I also acknowledge that coming to faith as an adult carries a special weight because you have likely lived long enough to commit sins for which you find yourself repenting. You have experienced the sorrow of real guilt. You might even have lived through the shame of owning your sin and, perhaps, begging the forgiveness of someone you have cheated, hurt, or offended. Coming to Christ, fully loaded with the realization of your true state as a sinner, offending God, and your need for redemption and His salvation, gives baptism a viscerality that I cannot have for much younger, less experienced people.
Even though we may gain some self-awareness as we age, and that awareness can play a role as the Holy Spirit leads us to faith in Christ, Jesus has to constantly remind us that our sin has weight, and that weight requires us to repent. The lion’s share of statements in the New Testament about receiving salvation couple our faith with repentance. This all folds into Christ’s admonition in the 14th chapter of Luke:
Luk 14:25 Now great crowds accompanied him, and he turned and said to them,
Luk 14:26 “If anyone comes to me and does not hate his own father and mother and wife and children and brothers and sisters, yes, and even his own life, he cannot be my disciple.
Luk 14:27 Whoever does not bear his own cross and come after me cannot be my disciple.
Luk 14:28 For which of you, desiring to build a tower, does not first sit down and count the cost, whether he has enough to complete it?
Luk 14:29 Otherwise, when he has laid a foundation and is not able to finish, all who see it begin to mock him,
Luk 14:30 saying, ‘This man began to build and was not able to finish.’
Luk 14:31 Or what king, going out to encounter another king in war, will not sit down first and deliberate whether he is able with ten thousand to meet him who comes against him with twenty thousand?
Luk 14:32 And if not, while the other is yet a great way off, he sends a delegation and asks for terms of peace.
Luk 14:33 So therefore, anyone of you who does not renounce all that he has cannot be my disciple.
As we repent and come to Jesus in faith, there is a cost to claiming that faith. The cost is not in receiving our salvation from sin; Jesus has paid that debt entirely. The cost here relates to the perpetual joy of living our lives with Jesus; it means we must deny everything we find valuable in this world.
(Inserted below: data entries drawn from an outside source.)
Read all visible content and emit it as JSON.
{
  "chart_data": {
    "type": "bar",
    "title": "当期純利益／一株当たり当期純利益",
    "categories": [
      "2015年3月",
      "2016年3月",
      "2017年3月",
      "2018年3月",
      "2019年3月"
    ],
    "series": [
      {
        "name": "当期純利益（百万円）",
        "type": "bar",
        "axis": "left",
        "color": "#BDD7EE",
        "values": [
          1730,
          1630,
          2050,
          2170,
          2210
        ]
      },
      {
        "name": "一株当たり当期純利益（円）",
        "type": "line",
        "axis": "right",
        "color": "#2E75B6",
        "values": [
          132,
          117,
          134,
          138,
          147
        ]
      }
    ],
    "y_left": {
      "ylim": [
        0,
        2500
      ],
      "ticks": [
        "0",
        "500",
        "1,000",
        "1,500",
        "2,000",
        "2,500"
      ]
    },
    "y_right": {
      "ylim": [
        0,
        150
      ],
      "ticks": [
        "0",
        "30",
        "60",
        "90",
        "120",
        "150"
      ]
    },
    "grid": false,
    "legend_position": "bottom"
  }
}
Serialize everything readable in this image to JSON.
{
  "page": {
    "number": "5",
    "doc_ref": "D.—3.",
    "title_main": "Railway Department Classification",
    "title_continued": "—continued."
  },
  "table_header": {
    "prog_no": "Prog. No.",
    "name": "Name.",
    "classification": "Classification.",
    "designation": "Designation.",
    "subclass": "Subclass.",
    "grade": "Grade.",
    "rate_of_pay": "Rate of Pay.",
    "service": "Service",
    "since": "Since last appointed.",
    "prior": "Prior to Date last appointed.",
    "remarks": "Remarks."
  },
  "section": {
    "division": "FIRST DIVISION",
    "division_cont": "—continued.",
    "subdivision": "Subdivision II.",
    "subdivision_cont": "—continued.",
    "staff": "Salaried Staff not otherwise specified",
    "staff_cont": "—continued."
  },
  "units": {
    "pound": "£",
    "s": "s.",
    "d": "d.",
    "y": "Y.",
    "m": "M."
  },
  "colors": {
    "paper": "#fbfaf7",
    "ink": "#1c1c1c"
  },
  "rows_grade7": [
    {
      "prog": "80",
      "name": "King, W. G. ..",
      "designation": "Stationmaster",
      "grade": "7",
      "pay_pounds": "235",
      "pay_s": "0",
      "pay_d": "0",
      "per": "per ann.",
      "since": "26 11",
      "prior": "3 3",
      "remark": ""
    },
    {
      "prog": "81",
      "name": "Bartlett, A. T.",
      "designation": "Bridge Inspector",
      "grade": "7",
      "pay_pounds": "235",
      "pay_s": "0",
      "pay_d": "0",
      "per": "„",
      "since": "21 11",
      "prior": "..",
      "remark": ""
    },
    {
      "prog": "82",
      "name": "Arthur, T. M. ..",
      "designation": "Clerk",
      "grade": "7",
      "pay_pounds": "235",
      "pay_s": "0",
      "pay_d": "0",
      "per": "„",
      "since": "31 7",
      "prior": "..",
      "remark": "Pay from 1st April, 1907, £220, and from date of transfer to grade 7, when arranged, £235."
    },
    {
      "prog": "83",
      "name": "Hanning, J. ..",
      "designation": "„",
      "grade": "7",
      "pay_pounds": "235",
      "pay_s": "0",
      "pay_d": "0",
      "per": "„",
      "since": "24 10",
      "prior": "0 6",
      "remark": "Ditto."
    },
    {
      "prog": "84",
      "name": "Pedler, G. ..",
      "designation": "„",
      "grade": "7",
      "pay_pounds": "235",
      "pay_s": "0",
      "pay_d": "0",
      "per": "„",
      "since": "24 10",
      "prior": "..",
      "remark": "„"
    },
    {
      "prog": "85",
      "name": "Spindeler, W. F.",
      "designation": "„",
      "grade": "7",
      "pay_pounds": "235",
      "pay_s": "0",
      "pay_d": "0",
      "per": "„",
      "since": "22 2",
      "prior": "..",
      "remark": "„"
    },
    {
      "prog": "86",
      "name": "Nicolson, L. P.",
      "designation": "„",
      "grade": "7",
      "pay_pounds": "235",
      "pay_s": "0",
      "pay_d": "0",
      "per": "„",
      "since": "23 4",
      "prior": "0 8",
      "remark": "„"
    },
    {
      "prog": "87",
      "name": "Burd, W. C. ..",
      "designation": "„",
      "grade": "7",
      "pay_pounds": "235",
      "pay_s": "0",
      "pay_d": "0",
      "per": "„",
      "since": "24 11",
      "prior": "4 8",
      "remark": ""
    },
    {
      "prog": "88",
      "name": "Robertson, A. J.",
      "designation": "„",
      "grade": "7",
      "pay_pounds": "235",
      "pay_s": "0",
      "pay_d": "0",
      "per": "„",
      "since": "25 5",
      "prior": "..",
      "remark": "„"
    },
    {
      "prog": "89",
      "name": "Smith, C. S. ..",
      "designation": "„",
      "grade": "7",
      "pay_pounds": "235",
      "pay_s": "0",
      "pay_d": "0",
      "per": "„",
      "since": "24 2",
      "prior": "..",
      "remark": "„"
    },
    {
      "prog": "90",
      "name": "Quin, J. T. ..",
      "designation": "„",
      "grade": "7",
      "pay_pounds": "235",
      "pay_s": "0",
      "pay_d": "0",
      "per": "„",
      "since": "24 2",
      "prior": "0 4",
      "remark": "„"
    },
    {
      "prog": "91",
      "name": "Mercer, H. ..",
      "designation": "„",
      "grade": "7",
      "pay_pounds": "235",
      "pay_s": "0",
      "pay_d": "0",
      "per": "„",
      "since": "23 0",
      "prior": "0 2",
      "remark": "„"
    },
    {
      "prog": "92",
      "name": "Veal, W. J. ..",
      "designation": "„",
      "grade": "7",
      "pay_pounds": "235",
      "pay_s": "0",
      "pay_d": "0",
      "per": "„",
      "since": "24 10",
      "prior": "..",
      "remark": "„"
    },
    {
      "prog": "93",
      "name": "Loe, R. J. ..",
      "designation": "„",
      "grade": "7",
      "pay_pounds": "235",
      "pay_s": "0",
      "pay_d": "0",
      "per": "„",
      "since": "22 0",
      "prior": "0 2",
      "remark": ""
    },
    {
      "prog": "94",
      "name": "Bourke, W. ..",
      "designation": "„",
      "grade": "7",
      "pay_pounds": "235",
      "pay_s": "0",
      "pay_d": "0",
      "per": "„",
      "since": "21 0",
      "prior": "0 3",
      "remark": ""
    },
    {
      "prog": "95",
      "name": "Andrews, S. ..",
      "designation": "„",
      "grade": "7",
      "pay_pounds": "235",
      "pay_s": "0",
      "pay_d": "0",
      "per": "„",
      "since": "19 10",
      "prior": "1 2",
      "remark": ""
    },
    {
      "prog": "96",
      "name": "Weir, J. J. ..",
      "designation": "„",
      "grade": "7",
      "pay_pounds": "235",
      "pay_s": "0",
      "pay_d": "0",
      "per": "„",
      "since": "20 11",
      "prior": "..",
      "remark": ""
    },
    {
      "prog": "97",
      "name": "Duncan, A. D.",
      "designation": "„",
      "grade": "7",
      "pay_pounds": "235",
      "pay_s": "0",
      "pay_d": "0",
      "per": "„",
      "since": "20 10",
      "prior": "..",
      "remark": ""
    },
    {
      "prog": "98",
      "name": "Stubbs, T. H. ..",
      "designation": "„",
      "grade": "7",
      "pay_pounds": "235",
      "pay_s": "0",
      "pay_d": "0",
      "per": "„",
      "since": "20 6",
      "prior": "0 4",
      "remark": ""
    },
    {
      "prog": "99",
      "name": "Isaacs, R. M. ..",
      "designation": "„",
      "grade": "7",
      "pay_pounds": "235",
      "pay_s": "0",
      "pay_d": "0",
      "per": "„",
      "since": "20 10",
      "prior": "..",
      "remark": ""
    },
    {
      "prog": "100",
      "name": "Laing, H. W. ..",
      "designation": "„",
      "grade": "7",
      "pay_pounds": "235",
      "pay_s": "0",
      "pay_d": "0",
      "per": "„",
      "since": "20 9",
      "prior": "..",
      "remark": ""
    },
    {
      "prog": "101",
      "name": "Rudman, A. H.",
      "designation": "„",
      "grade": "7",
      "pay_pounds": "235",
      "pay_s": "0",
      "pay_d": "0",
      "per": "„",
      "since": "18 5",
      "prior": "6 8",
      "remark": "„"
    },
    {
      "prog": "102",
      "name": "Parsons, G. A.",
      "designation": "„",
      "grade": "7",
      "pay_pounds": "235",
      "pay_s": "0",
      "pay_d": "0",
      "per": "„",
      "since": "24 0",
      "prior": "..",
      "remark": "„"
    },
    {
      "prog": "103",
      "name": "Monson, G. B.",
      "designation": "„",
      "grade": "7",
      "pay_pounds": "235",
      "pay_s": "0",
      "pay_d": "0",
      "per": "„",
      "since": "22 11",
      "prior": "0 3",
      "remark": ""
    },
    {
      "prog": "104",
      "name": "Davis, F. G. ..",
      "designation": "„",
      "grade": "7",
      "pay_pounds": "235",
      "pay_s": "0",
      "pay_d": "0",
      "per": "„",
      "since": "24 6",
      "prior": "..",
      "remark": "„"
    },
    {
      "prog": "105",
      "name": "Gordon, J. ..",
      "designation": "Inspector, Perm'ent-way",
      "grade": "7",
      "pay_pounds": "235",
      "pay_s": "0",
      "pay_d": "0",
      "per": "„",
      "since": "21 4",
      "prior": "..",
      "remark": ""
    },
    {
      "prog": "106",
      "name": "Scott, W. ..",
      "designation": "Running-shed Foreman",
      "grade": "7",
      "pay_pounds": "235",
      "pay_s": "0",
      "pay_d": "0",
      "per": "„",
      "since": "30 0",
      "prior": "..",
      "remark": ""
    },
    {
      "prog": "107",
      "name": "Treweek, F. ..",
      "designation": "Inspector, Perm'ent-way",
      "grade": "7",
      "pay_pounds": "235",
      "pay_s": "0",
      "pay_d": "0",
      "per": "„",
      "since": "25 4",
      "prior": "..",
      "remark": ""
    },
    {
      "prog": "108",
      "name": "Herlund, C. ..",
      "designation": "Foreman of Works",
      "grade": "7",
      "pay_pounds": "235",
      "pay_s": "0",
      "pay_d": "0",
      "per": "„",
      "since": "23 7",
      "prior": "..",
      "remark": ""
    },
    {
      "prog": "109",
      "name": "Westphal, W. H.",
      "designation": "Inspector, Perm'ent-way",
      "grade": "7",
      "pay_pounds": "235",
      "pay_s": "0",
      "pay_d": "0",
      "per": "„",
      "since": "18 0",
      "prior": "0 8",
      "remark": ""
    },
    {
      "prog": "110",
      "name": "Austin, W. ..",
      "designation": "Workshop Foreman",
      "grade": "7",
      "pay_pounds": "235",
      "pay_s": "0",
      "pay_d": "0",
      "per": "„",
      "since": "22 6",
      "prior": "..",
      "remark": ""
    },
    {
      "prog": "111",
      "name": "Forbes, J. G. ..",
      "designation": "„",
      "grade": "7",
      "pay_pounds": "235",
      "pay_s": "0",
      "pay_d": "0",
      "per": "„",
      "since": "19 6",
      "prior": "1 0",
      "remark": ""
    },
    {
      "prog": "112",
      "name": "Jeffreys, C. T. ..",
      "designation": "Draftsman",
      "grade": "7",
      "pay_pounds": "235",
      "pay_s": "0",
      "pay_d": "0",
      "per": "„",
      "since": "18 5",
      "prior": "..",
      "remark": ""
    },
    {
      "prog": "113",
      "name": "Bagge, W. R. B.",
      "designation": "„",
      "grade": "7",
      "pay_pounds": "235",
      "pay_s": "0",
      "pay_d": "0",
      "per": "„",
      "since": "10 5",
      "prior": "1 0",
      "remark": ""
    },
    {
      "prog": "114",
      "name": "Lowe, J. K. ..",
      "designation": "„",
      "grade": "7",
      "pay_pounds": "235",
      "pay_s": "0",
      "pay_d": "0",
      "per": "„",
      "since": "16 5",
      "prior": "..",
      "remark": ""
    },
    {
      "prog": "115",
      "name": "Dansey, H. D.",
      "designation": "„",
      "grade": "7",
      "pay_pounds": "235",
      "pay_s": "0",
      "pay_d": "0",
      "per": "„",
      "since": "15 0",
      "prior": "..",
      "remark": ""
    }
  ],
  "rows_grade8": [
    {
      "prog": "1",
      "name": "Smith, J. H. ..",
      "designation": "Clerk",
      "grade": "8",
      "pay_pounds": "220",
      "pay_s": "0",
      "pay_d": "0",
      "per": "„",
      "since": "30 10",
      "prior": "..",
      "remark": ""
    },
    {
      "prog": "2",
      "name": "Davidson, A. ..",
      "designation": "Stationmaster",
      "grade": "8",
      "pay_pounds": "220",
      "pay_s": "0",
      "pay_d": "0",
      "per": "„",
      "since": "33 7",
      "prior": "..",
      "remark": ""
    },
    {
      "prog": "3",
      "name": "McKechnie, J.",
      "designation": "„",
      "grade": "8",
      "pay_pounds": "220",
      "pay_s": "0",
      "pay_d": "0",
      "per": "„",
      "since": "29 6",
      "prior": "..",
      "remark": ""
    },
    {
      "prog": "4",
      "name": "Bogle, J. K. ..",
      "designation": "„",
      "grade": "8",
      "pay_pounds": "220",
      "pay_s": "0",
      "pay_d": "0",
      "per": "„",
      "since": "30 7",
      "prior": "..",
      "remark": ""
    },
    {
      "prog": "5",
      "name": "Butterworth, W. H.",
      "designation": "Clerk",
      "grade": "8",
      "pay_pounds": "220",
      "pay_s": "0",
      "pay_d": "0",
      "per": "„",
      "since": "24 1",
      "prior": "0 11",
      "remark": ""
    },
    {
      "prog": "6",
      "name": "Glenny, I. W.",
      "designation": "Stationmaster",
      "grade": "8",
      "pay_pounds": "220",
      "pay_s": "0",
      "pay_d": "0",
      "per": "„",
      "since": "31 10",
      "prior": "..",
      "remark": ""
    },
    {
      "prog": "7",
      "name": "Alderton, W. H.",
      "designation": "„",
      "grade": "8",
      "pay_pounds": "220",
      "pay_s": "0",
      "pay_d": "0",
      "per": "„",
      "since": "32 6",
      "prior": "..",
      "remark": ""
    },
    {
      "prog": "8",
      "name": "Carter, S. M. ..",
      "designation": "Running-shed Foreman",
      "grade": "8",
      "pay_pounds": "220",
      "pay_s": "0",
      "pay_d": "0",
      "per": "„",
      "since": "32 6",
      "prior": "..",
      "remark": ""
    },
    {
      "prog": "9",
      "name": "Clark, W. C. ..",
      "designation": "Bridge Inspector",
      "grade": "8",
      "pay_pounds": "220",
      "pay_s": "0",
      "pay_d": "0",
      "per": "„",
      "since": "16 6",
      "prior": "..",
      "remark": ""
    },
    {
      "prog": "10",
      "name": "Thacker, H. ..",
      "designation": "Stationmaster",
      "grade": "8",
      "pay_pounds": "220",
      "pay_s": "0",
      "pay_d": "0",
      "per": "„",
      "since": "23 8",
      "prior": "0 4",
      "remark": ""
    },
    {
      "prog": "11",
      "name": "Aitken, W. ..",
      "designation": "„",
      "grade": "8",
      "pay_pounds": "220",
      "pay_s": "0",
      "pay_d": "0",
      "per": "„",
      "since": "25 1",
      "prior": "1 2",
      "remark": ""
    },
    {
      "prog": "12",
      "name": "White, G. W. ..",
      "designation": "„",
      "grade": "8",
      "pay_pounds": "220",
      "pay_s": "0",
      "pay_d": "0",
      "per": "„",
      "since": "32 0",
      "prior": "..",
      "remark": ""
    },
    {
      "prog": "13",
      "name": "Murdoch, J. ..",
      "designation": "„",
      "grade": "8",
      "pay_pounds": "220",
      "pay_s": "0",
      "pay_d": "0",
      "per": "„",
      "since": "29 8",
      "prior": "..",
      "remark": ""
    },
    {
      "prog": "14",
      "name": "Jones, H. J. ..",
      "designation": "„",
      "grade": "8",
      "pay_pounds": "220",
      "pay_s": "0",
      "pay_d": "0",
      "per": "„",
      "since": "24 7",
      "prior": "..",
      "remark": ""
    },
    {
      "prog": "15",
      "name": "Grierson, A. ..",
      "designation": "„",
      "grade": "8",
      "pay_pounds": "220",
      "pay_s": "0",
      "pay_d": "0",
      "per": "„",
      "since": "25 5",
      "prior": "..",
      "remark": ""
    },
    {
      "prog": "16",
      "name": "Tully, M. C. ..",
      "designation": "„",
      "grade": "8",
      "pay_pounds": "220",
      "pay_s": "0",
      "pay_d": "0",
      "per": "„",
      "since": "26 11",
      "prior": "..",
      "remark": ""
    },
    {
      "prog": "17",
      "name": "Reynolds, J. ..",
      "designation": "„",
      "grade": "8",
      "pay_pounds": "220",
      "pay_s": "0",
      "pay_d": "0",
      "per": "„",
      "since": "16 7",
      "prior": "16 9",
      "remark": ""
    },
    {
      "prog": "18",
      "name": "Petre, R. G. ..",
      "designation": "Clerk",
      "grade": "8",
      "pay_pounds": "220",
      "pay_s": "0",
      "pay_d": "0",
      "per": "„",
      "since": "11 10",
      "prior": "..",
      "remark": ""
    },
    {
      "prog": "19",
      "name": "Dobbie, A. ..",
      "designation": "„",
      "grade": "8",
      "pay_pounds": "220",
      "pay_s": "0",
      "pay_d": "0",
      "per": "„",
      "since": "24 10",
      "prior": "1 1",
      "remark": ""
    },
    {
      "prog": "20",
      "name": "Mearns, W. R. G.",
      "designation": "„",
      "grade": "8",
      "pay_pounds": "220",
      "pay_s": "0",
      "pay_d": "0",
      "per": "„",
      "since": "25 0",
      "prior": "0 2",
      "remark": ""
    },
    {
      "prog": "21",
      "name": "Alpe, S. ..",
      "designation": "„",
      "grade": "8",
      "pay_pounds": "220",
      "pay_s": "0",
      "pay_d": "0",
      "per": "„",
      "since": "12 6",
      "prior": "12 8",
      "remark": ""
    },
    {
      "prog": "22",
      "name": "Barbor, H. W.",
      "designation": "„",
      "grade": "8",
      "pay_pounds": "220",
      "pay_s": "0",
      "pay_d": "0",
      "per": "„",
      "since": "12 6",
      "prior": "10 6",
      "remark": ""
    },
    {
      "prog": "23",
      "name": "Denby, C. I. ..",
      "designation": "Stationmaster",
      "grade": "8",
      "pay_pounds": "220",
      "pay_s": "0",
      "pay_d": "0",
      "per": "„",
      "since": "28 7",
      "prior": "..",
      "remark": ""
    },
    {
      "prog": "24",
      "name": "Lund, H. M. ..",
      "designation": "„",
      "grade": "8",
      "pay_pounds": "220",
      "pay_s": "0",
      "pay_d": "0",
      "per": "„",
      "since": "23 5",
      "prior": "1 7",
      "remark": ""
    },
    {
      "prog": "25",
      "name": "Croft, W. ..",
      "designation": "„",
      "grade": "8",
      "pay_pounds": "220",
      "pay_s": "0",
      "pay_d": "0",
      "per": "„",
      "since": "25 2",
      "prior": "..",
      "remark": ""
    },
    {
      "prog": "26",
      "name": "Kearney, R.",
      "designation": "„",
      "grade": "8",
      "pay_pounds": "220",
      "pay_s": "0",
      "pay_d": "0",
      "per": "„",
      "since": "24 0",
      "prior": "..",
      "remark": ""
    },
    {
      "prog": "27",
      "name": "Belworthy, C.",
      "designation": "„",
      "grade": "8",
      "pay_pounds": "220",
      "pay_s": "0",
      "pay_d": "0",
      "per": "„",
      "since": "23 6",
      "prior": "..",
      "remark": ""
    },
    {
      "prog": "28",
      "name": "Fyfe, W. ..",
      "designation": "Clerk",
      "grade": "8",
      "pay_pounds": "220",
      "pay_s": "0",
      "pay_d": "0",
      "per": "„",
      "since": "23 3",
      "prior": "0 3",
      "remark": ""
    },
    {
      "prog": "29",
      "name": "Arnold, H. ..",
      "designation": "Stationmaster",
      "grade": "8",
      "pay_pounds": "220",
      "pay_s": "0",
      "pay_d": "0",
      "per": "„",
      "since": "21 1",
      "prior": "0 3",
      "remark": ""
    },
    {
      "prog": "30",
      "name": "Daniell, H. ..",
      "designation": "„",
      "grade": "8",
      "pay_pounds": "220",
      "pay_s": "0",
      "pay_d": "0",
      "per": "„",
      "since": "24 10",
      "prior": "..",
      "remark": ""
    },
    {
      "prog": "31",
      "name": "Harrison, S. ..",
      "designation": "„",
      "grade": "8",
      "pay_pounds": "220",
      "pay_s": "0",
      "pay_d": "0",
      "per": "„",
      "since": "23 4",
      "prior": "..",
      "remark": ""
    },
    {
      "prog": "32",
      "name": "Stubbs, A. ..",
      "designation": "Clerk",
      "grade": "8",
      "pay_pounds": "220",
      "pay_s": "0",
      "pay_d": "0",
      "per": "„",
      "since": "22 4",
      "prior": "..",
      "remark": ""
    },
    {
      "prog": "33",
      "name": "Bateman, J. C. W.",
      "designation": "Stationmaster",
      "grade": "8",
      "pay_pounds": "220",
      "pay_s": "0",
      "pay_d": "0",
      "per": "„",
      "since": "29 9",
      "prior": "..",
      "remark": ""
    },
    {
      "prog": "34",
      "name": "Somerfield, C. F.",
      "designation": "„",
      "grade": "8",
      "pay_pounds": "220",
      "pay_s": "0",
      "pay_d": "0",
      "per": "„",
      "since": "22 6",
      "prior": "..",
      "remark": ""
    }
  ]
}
Denial of self, surrender of all we are to Christ, and the placing of Him at the very top of our loves–above spouses and children and friends and money and comfort and parents and siblings–is the price we must pay if we intend to live changed, holy lives when we emerge from the waters of baptism.
I have spent most of my journey with Christ learning this truth. There is a difference between the price Jesus paid on the cross for us and the price we pay to live our lives as His disciples. Nothing we do in the way of our sacrifice means anything in terms of our salvation; as we learn the value of surrender to Jesus, we are drawn nearer to Him, and we enjoy our fellowship with Him more fully. Without giving this world away, there are too many distractions that may keep us from living in the next one.
Jesus desires us to understand what we are getting into when we accept Him. The world often acts as if Christ is a mystical puzzle that we must work through to receive the blessing of His salvation. And, the world often mistakes that blessing Christ offers for increased wealth, greater health, healings, and power–the very things we are to turn our backs on to follow Him. What God wants us to have, He will give; the point is that all that He gives is to be used for His kingdom and glory.
As we count the cost of our discipleship in Jesus, we abandon the notions of “self-esteem” and “influence” that our culture tells us are the measuring sticks of success. I want my children and grandchildren to see the paradox of following Jesus and to claim it for themselves. As we surrender our lives, we are given a greater one. When we go under the waters of baptism, we emerge not only washed from our sins but into a new life. See that life for what it is. Count the cost. Give your life away, and take all that Jesus wants to give you.